Orno: An American Cuisine Experience  

On the Culinary Edge

Chef Niven Patel has already left his indelible mark in Coral Gables with Mamey, his Caribbean-Asian fusion restaurant in the Thesis Hotel. Now his culinary imagination has been let loose right next door, where his latest creation Orno takes the New American palette to new heights. 

New American? In a city saturated with Italian, Spanish, Japanese, Argentine, Thai, Steakhouse, and French cooking, about the only thing that says American cuisine are national chains like Hillstone’s, Doc B’s, or Seasons 52. Chef Patel’s new restaurant adds another dimension to the genre. “New American [cuisine] is all about diversity, which is kind of how America is,” he says. “I have traveled a lot and worked in all these different places, and I don’t want too many parameters.” 

What that translates to is a wildly inventive menu studded with what Patel likes to call “flavor bombs,” ingenious combinations of simple ingredients that explode into new taste sensations. 

American Cuisine,  Chef Patel’s new restaurant
Chef niven patel using simple ingredients to create “flavor bombs.”
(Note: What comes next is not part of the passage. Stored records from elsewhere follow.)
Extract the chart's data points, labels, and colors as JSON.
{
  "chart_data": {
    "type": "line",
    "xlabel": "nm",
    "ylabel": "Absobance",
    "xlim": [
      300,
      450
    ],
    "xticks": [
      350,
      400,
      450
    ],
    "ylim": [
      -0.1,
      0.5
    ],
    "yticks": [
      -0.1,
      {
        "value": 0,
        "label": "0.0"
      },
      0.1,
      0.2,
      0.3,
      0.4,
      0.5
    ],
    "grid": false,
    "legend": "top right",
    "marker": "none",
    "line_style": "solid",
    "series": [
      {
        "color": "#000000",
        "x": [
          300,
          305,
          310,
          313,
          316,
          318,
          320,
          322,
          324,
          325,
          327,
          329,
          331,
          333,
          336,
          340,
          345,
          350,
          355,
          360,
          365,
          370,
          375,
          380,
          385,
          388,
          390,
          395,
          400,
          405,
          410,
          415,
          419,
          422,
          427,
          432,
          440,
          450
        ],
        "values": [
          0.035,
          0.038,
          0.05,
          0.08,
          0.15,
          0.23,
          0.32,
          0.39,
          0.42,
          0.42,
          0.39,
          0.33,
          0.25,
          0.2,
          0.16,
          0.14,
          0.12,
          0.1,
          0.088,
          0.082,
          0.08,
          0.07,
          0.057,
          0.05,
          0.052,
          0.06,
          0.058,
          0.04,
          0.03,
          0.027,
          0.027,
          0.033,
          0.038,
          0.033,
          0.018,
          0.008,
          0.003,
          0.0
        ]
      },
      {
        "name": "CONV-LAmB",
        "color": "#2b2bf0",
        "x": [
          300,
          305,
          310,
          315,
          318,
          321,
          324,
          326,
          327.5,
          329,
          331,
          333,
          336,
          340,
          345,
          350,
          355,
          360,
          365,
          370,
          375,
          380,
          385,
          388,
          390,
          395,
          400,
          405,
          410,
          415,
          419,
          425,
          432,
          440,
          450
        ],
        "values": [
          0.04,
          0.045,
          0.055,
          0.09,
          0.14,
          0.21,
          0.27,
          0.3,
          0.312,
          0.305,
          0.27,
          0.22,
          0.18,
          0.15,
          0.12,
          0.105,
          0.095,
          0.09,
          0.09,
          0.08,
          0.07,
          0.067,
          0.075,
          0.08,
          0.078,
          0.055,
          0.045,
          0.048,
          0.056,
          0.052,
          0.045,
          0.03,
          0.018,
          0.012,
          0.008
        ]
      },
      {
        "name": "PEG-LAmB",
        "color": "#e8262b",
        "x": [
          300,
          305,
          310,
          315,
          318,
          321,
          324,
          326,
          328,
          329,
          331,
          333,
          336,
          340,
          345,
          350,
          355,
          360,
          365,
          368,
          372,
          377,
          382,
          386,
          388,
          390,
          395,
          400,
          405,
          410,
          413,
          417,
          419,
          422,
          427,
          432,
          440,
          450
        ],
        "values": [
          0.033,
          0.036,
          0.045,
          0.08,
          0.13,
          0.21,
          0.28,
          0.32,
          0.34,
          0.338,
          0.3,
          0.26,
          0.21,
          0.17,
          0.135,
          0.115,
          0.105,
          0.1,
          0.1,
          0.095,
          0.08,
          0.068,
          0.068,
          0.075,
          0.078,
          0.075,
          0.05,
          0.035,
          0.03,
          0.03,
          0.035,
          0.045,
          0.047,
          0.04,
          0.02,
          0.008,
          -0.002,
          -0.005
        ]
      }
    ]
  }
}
Take the Australian lamb chops. They are dry rubbed with a coriander and cumin spice mix, then grilled with a drizzle of date molasses. They are then served with a surfacing of fresh mint and cilantro pesto, for a stunning “flavor bomb” result. Or the whole grilled Branzino, which is first brined for six hours then refrigerated overnight to crisp the skin. It’s then grilled and dressed with a fennel sofrito that’s been cooked down with onion and garlic. “We spend a lot of time during the day building layers of flavor,” says Patel. “Then, when it’s showtime, we execute.” 

American Cuisine Experience at Orno
Australian Lamb Chops
American Cuisine Experience at Orno
Whole Grilled Branzino

Orno is also the Italian word for oven, and one of the paramount elements of the cooking here is the use of wood, both for grilling and for an oven similar to what pizza makers use – a dome shaped kiln with an opening in front. Patel uses this for all sorts
of dishes, from pizza to his vidalia onion “gratin,” stuffed with a gruyere/potato/horseradish mix then wood-baked till caramelized. The wood-fired grill, meanwhile, is used for meats and for veggies such as his wood-roasted summer squash, cooked with north African chiles, coriander, cumin, toasted hazelnuts and garlic. 

American Cuisine Experience at Orno
Vidalia Onion “Gratin”
American Cuisine Experience at Orno
Wood-Roasted Summer Squash

What Patel obsesses over, besides his flavor combinations, is farm to table sourcing, using as much local produce as possible. Whether intentional or not, this gives dishes a kind of earthiness,in the best sense of that word. His chanterelle mushroom pizza, using shrooms that are now in season, is oven-baked with a taleggio fondue, shallots, and thyme for a deep, woodsy taste. And taking the earthy flavors to the cave man extreme, Patel also offers an amazing roasted bone marrow, served “in bone” after the marrow (Wagyu of course) is cooked down with a red wine/shallot/honey “marmalade” and combined with herbs, tiny orange segments and a hint of lemon juice. Primitive and sophisticated at the same time. 

Orno Chanterelle mushroom pizza
Chanterelle Mushroom Pizza cooked in the wood burning oven
Orno Roasted Bone Marrow
Roasted Bone Marrow

Besides Patel’s dedication to uber fresh produce (don’t miss the “vadouvan” cauliflower or grilled farm beans) he is also a master in preparing pork, beef, and chicken dishes, often married to a fruit
or root to bring out the flavor, like his pork presa laced with sweet peppers, or his flat iron steak served on a sundried tomato tapenade. What you realize when eating at Orno is that this is Chef Patel’s food laboratory, where the acclaimed cook (named one of America’s “Best New Chefs” by Food & Wine Magazine) can let his culinary imagination run wild. 

You can watch Patel operate in the open kitchen, which anchors one end of the large space where most of the tables at Orno lie under an array of trapezoidal chandeliers with old Thomas Edison style light bulbs. The other end of the room is anchored by the marble-topped bar. Or you can eat in an alcove called “the library” if you would like a mood that is less frenetic than the main hall. For both there is a perfect soundtrack, just loud enough, of curated blues and classic rock. It is a spectacular space, with great attention to detail – an appropriate setting for a war chest of flavor bombs that will awaken even the most jaded taste buds.